O caso da JMT explica-se muito facilmente. Trata-se de uma empresa que estava sobrevalorizada porque havia a expetativa de que a Polónia era a galinha dos ovos de oiro e que a gerência da JMT era uma espécie de administração "Steve Jobs" das mercearias. É certo que os do Pingo Doce acertaram no joaninha (Biedronka) na Polónia e beneficiaram do facto de a concorrência se manter demasiado tempo agarrada a modelos errados. Também os ajudou o facto de o Alexandre Soares dos Santos aparecer na televisão a dar-se ares de grande conhecedor do mundo dos negócios e intrépido defendor das virtudes do self made man que ele nunca foi. Foi assim que, no ano passado, a JMT chegou a valer em bolsa mais de 7000 milhões de euros, ao passo que a Sonae (para usar como comparação uma empresa com um ramo de negócio similar) não passava dos 2000 milhões. Argumentava-se que a Sonae tinha um dívida maior e resultados mais baixos, mas, caramba, a Sonae não tem só supermercados e é muito mais internacionalizada. Daí que a queda da JMT só seja estranha a quem anda na bolsa a dormir ou por ver andar os outros. Quando as dificuldades apareceram e veio ao de cima a tremenda concorrência que existe no negócio da distribuição (veja-se o que acontece em cada uma das nossas cidades), começou por esvaziar o balão das expetativas e deu-se o ajuste à realidade, para logo em seguida começar a encher o balão do "isto é uma porcaria sem fim" que vai continuar a empurrar a cotação da Jerónimo em direção a novos mínimos.

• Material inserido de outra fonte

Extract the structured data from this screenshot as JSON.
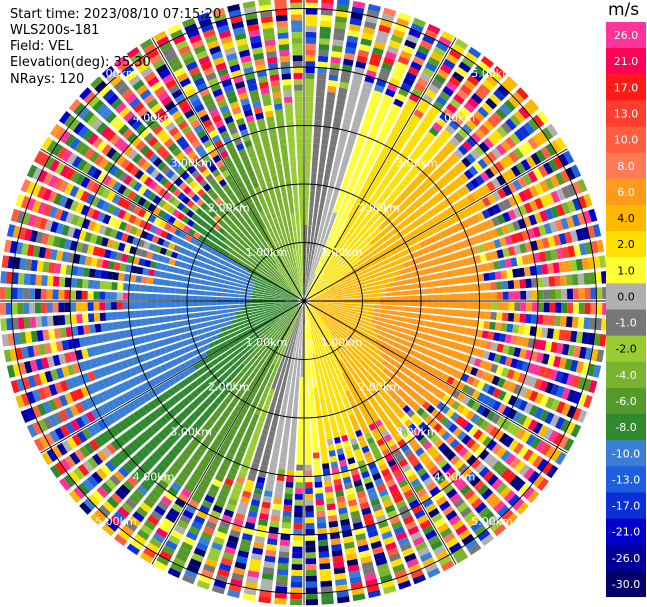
{
  "header": {
    "start_time": "Start time: 2023/08/10 07:15:20",
    "instrument": "WLS200s-181",
    "field": "Field: VEL",
    "elevation": "Elevation(deg): 35.30",
    "nrays": "NRays: 120"
  },
  "colorbar": {
    "unit": "m/s",
    "levels": [
      "26.0",
      "21.0",
      "17.0",
      "13.0",
      "10.0",
      "8.0",
      "6.0",
      "4.0",
      "2.0",
      "1.0",
      "0.0",
      "-1.0",
      "-2.0",
      "-4.0",
      "-6.0",
      "-8.0",
      "-10.0",
      "-13.0",
      "-17.0",
      "-21.0",
      "-26.0",
      "-30.0"
    ],
    "colors": [
      "#ff3399",
      "#ff0055",
      "#ff1a1a",
      "#ff3d2e",
      "#ff5c40",
      "#ff7a55",
      "#ff9a1a",
      "#ffb800",
      "#ffe000",
      "#ffff33",
      "#b0b0b0",
      "#777777",
      "#99cc33",
      "#7ab32e",
      "#55992a",
      "#2f8a2f",
      "#3a7fd5",
      "#1e5fe0",
      "#0a2fd6",
      "#0000cc",
      "#000099",
      "#000066"
    ]
  },
  "chart_data": {
    "type": "ppi",
    "field": "VEL",
    "units": "m/s",
    "nrays": 120,
    "elevation_deg": 35.3,
    "range_rings_km": [
      1.0,
      2.0,
      3.0,
      4.0,
      5.0
    ],
    "ring_labels": [
      "1.00km",
      "2.00km",
      "3.00km",
      "4.00km",
      "5.00km"
    ],
    "data_max_range_km": 5.2,
    "spokes_deg": [
      0,
      30,
      60,
      90,
      120,
      150,
      180,
      210,
      240,
      270,
      300,
      330
    ]
  }
}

O BES e a PTC são dois casos diferentes e deles já aqui falamos abundantemente. Tanto uma empresa como a outra foram alvo de saque a uma escala que só é possível em países sem estaleca como é o nosso. Foram dois roubos como não houve outros na épica história lusa. Quem foram os estarolas que se abarbataram com o pilim não vos posso aqui revelar (eu não fui) porque ao contrário deles ainda arranjo de ir preso, mas tomem nota disto que vos dizemos porque não haverá quem vos seja tão franco: foi tudo roubado e nada do que se passou foi incompetência ou inocência. Se analisarem como se resolveu a cena do BES Angola, vão perceber como este país foi e continua a ser saqueado por um comando de engravatados. Vão perceber por que motivo cada um de nós pode lutar o que quiser, estar tão preparado quanto é possível e agarrar todas as oportunidades que lhe apareça pela frente que, mesmo assim, a ganhar ordenados jamais sairá da cepa torta. Se se informarem sobre a forma como se desfez a PTC, vão compreender por que motivo os nossos filhos vão ter que emigrar para se safarem e a nós vão-nos continuar a castigar com a ameaça de corte nos salários, despedimento, bancarrota. A queda do PSI20 não é provocada por uma guerra insana como na Rússia, nem pelo gosto pela boa vida dos gregos. Nós somos um povo pacato, o mais deprimido e triste da Europa. Estamos dispostos a trabalhar à bruta por um ordenado de miséria e ouvimos as cantigas que põem a tocar no telejornal como se fossem cantigas de amigo. E assim entretidos e conformados vamos sendo roubados de uma forma que não existe em mais lado nenhum do ocidente. A queda do PSI20 foi provocada pelo roubo. E eu, em 20 anos que levo de bolsa, nunca tinha visto um índice que caísse tanto, nos países ocidentais, por causa de larápios!